Imagine now that we want to create the model defined by the complicated graph in Fig. 11:

A complicated graph.

Fig. 11 A complicated model.#

To create this model, we must decompose it into several path of connections between nodes, or several sub-models. All sub-models can then be merged using the & operator, or the merge() function.

First, let’s connect inputs to nodes A, B and C. To do this, we can use the Input node to indicate to the model where inputs should be fed.

path1 = Input() >> [A, B, C]

Now, we can create the big loop of connections going from node A to node F. To ensure that only node F will be used as output to the Model, we can use the Output node.

path2 = A >> B >> C >> D >> E >> F >> Output()

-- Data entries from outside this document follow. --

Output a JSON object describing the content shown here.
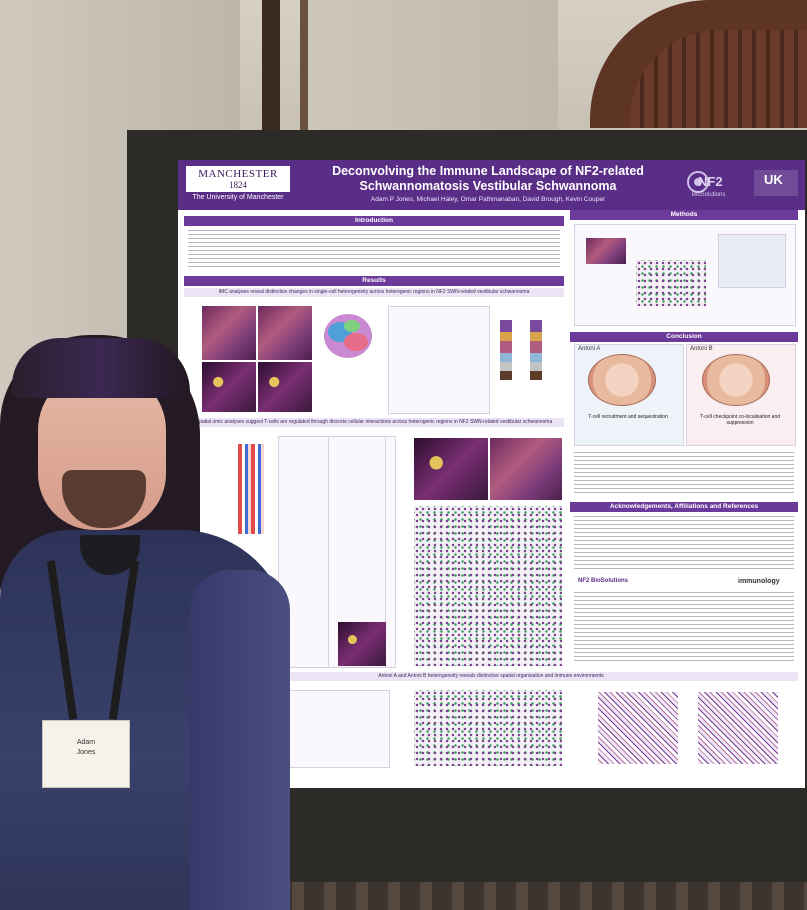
{
  "poster": {
    "university_name": "MANCHESTER",
    "university_year": "1824",
    "university_full": "The University of Manchester",
    "title_line1": "Deconvolving the Immune Landscape of NF2-related",
    "title_line2": "Schwannomatosis Vestibular Schwannoma",
    "authors": "Adam P Jones, Michael Haley, Omar Pathmanaban, David Brough, Kevin Couper",
    "partner_logo": "NF2",
    "partner_sub": "BioSolutions",
    "partner_logo2": "UK",
    "sections": {
      "introduction": "Introduction",
      "methods": "Methods",
      "results": "Results",
      "conclusion": "Conclusion",
      "acknowledgements": "Acknowledgements, Affiliations and References"
    },
    "results_sub1": "IMC analyses reveal distinctive changes in single-cell heterogeneity across heterogenic regions in NF2 SWN-related vestibular schwannoma",
    "results_sub2": "Spatial omic analyses suggest T-cells are regulated through discrete cellular interactions across heterogenic regions in NF2 SWN-related vestibular schwannoma",
    "results_sub3": "Antoni A and Antoni B heterogeneity reveals distinctive spatial organisation and immune environments",
    "conclusion_a": "Antoni A",
    "conclusion_b": "Antoni B",
    "conclusion_a_cap": "T-cell recruitment and sequestration",
    "conclusion_b_cap": "T-cell checkpoint co-localisation and suppression",
    "ack_logo1": "NF2 BioSolutions",
    "ack_logo2": "immunology"
  },
  "badge": {
    "name_first": "Adam",
    "name_last": "Jones"
  }
}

Only two more connections to create! We can now connect A to F and B to E:

path3 = A >> F
path4 = B >> E

To create the final model, we will use the merge() function, triggered by the & operator between models. This operation will gather all nodes and connections defined in all models named path# into one single model.

model = path1 & path2 & path3 & path4
# or using "merge"
from reservoirpy import merge
model = merge(path1, path2, path3, path4)

model variable now contains all nodes and all connections defined in the graph in Fig. 11.

Learn more#

Now that you are more familiar with the basic concepts of models, you can see:

References#

ReservoirPy Node API was heavily inspired by Explosion.ai Thinc functional deep learning library [1], and Nengo core API [2]. It also follows some scikit-learn schemes and guidelines [3].